楽しんでおいで
僕には彼女がいる。
それも、ただいま絶賛売り出し中の人気女優だから、色々と苦労は絶えない。
さらさらの髪に、真っ白な肌、優しげな笑顔がトレードマークの彼女は、誰が見たってきゅんとするほど可愛い。こんな四十過ぎたおじさんだってきゅんとさせちゃうんだから、間違いなく可愛い。
いつか誰かにとられやしないか、なんて悩んじゃうのは日常茶飯事で。
「さーかいさんっ。ぼーっとしてたでしょ」
ふいに抱きしめてきた彼女――なまえにびっくりしながら、なんでこんなに可愛いんだ、と心で悶絶する。
ああ、これじゃなまえ中毒末期だ。
なんて。
「もー、私あと少ししかいられないんですよ? もうお仕事いっちゃいますよ? 戻ってくるのいつかわかりませんよー?」
「はいはい。分かってるよ」
ぐりぐりと頭をおしつけながら、なまえが甘えてくる。これからドラマの撮影があるらしく、さっきから何度も時計を気にしていた。
もちろん、そんなことは僕が一番分かってる。またしばらく、なまえと会えなくなる。頑張っている彼女を、遠くのほうで見守ることしかできなくて。

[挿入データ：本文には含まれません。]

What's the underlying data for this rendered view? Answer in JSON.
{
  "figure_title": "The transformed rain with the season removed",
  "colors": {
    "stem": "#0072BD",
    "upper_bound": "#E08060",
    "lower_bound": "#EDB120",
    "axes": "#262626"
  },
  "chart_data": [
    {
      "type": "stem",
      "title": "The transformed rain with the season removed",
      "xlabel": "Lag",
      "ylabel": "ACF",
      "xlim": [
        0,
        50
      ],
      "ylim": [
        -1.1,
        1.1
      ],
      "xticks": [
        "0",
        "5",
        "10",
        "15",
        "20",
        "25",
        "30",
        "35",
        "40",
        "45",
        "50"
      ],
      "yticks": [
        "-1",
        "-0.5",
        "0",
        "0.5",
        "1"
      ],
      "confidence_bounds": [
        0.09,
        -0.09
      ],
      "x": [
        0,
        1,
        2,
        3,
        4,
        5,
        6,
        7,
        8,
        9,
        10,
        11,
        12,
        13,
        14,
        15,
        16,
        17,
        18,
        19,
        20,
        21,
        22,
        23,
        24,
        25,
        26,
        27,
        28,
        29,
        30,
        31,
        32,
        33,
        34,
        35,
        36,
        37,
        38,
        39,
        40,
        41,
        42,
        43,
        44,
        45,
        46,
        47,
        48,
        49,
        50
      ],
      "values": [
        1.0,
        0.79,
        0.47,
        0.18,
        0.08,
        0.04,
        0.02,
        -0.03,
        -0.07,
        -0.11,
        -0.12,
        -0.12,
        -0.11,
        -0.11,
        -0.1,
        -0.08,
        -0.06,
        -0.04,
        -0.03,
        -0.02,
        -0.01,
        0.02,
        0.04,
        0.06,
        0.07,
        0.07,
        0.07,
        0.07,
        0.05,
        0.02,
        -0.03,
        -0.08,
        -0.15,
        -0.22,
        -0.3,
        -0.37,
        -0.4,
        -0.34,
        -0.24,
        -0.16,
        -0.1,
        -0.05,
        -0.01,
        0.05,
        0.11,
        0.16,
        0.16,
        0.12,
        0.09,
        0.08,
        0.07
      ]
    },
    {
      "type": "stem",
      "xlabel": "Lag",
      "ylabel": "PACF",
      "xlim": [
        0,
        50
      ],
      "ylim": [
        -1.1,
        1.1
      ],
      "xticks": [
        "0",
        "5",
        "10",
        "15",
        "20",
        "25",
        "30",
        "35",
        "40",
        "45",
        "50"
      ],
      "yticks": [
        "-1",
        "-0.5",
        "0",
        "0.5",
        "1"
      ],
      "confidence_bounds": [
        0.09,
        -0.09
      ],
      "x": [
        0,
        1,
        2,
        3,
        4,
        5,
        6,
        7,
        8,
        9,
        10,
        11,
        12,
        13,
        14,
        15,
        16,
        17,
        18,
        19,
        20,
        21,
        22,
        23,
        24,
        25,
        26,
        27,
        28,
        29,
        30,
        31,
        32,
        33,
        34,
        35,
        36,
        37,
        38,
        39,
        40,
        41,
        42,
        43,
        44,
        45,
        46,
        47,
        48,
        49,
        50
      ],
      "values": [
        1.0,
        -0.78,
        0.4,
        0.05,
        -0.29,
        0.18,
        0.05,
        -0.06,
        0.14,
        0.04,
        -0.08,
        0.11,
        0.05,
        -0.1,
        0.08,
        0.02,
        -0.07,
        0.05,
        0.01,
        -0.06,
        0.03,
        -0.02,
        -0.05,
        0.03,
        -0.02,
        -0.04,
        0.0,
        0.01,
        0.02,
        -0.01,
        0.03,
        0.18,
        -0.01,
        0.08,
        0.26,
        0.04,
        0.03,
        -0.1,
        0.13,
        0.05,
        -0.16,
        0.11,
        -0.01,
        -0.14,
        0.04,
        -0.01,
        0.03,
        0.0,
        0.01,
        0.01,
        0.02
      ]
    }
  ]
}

虚勢はってるけど、なまえよりこっちのほうが、本当は寂しいんだって。
「じゅーでんー」
可愛いこと言いながらもたれかかってくるなまえを、キュッと抱きしめる。ふわっと香った女の子の香りに、思わず胸がドキドキしちゃうからどうしようもない。
行ってほしくないな。
でも、僕がそれを言ったら、なまえが気持ちよく仕事にいけない。
大丈夫だよ、心配しなくても僕は一人でも平気だし、何も気にせず行っておいで。
そう言って、なまえが安心して演技に集中できるようにしてあげたい。
「あーもう時間だ」
残念そうな声で、僕もはっと時計を見上げる。これで二人の時間は終わり。チクタクと進む時計から無言のプレッシャーを受ける。
「ほーら。もう時間だからさっさと玄関行く」
なけなしの強がりを集めて、なまえを玄関に押していく。文句をブーブーいってくるけど、こっちだって行ってほしくないんだって。

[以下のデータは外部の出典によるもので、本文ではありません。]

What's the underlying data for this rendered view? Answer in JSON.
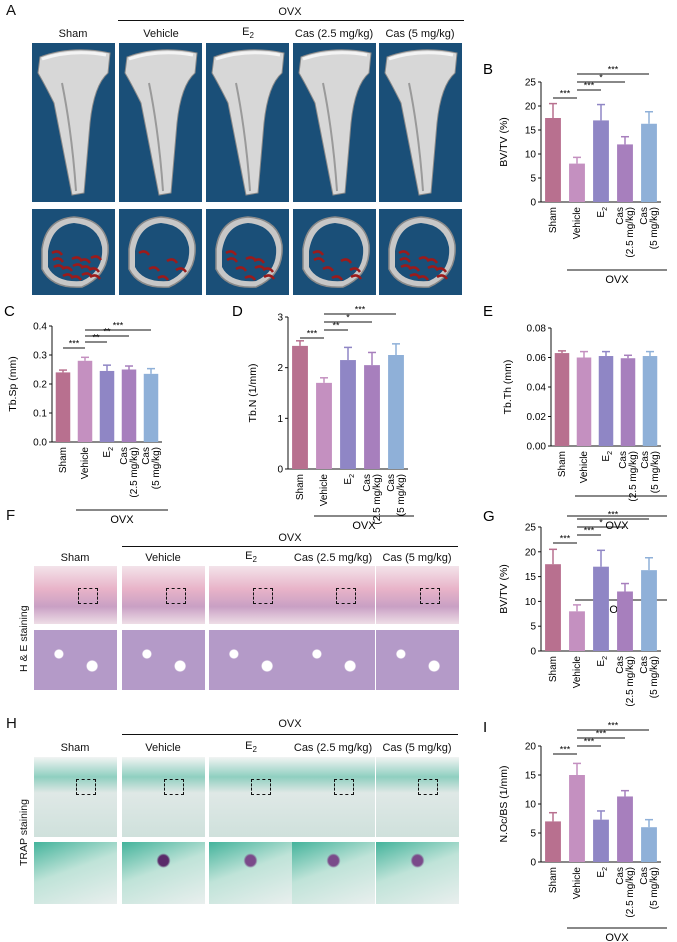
{
  "panels": {
    "A": {
      "letter": "A",
      "group_label": "OVX",
      "columns": [
        "Sham",
        "Vehicle",
        "E2",
        "Cas (2.5 mg/kg)",
        "Cas (5 mg/kg)"
      ]
    },
    "F": {
      "letter": "F",
      "group_label": "OVX",
      "side_label": "H & E staining",
      "columns": [
        "Sham",
        "Vehicle",
        "E2",
        "Cas (2.5 mg/kg)",
        "Cas (5 mg/kg)"
      ]
    },
    "H": {
      "letter": "H",
      "group_label": "OVX",
      "side_label": "TRAP staining",
      "columns": [
        "Sham",
        "Vehicle",
        "E2",
        "Cas (2.5 mg/kg)",
        "Cas (5 mg/kg)"
      ]
    }
  },
  "colors": {
    "sham": "#b8708f",
    "vehicle": "#c490c0",
    "e2": "#8f86c5",
    "cas25": "#a77fbd",
    "cas5": "#8fb0d8",
    "ct_bg": "#1a4f78",
    "he_bg": "#e9c6d6",
    "trap_bg": "#dfe8e6"
  },
  "chart_data": [
    {
      "id": "B",
      "letter": "B",
      "type": "bar",
      "ylabel": "BV/TV (%)",
      "ylim": [
        0,
        25
      ],
      "yticks": [
        "0",
        "5",
        "10",
        "15",
        "20",
        "25"
      ],
      "categories": [
        "Sham",
        "Vehicle",
        "E2",
        "Cas (2.5 mg/kg)",
        "Cas (5 mg/kg)"
      ],
      "values": [
        17.5,
        8,
        17,
        12,
        16.3
      ],
      "errors": [
        3,
        1.3,
        3.3,
        1.6,
        2.5
      ],
      "group_label": "OVX",
      "significance": [
        "***",
        "***",
        "*",
        "***"
      ]
    },
    {
      "id": "C",
      "letter": "C",
      "type": "bar",
      "ylabel": "Tb.Sp (mm)",
      "ylim": [
        0,
        0.4
      ],
      "yticks": [
        "0.0",
        "0.1",
        "0.2",
        "0.3",
        "0.4"
      ],
      "categories": [
        "Sham",
        "Vehicle",
        "E2",
        "Cas (2.5 mg/kg)",
        "Cas (5 mg/kg)"
      ],
      "values": [
        0.24,
        0.28,
        0.245,
        0.25,
        0.235
      ],
      "errors": [
        0.008,
        0.012,
        0.02,
        0.012,
        0.018
      ],
      "group_label": "OVX",
      "significance": [
        "***",
        "**",
        "**",
        "***"
      ]
    },
    {
      "id": "D",
      "letter": "D",
      "type": "bar",
      "ylabel": "Tb.N (1/mm)",
      "ylim": [
        0,
        3
      ],
      "yticks": [
        "0",
        "1",
        "2",
        "3"
      ],
      "categories": [
        "Sham",
        "Vehicle",
        "E2",
        "Cas (2.5 mg/kg)",
        "Cas (5 mg/kg)"
      ],
      "values": [
        2.43,
        1.7,
        2.15,
        2.05,
        2.25
      ],
      "errors": [
        0.1,
        0.1,
        0.25,
        0.25,
        0.22
      ],
      "group_label": "OVX",
      "significance": [
        "***",
        "**",
        "*",
        "***"
      ]
    },
    {
      "id": "E",
      "letter": "E",
      "type": "bar",
      "ylabel": "Tb.Th (mm)",
      "ylim": [
        0,
        0.08
      ],
      "yticks": [
        "0.00",
        "0.02",
        "0.04",
        "0.06",
        "0.08"
      ],
      "categories": [
        "Sham",
        "Vehicle",
        "E2",
        "Cas (2.5 mg/kg)",
        "Cas (5 mg/kg)"
      ],
      "values": [
        0.063,
        0.06,
        0.061,
        0.0595,
        0.061
      ],
      "errors": [
        0.0015,
        0.004,
        0.003,
        0.002,
        0.003
      ],
      "group_label": "OVX",
      "significance": []
    },
    {
      "id": "G",
      "letter": "G",
      "type": "bar",
      "ylabel": "BV/TV (%)",
      "ylim": [
        0,
        25
      ],
      "yticks": [
        "0",
        "5",
        "10",
        "15",
        "20",
        "25"
      ],
      "categories": [
        "Sham",
        "Vehicle",
        "E2",
        "Cas (2.5 mg/kg)",
        "Cas (5 mg/kg)"
      ],
      "values": [
        17.5,
        8,
        17,
        12,
        16.3
      ],
      "errors": [
        3,
        1.3,
        3.3,
        1.6,
        2.5
      ],
      "group_label": "OVX",
      "significance": [
        "***",
        "***",
        "*",
        "***"
      ]
    },
    {
      "id": "I",
      "letter": "I",
      "type": "bar",
      "ylabel": "N.Oc/BS (1/mm)",
      "ylim": [
        0,
        20
      ],
      "yticks": [
        "0",
        "5",
        "10",
        "15",
        "20"
      ],
      "categories": [
        "Sham",
        "Vehicle",
        "E2",
        "Cas (2.5 mg/kg)",
        "Cas (5 mg/kg)"
      ],
      "values": [
        7,
        15,
        7.3,
        11.3,
        6
      ],
      "errors": [
        1.5,
        2,
        1.5,
        1,
        1.3
      ],
      "group_label": "OVX",
      "significance": [
        "***",
        "***",
        "***",
        "***"
      ]
    }
  ]
}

「もー堺さん! 行ってほしくないよ、くらい言ってよ」
「はいはい。お仕事頑張ってね」
「堺さんっ」
マネージャーさん待ってるからね?っていえば、しぶしぶ靴を履いてくれるなまえ。ぷっくりと頬を膨らませた顔も、やっぱりきゅんってしちゃうくらい可愛くて。
あーあ、もう行っちゃうのか。寂しいな。なんて、絶対に言えない言葉を心にしまい込んで、笑顔でなまえの頭をなでる。
「いってらっしゃい。お仕事楽しんでおいで」
「……うん。ありがとう。いってきます」
ぽんぽん、となでてやると、なまえははにかんだように笑って言った。
うわあ、めちゃくちゃ可愛い。
手を振って出ていったなまえを目で追いかけ、姿が見えなくなってから顔を手で覆う。あの笑顔は反則だって。
「あー、ほんと末期……」
きゅんきゅんしながら、今日も一日なまえが楽しくお仕事できたらいいな、と願った。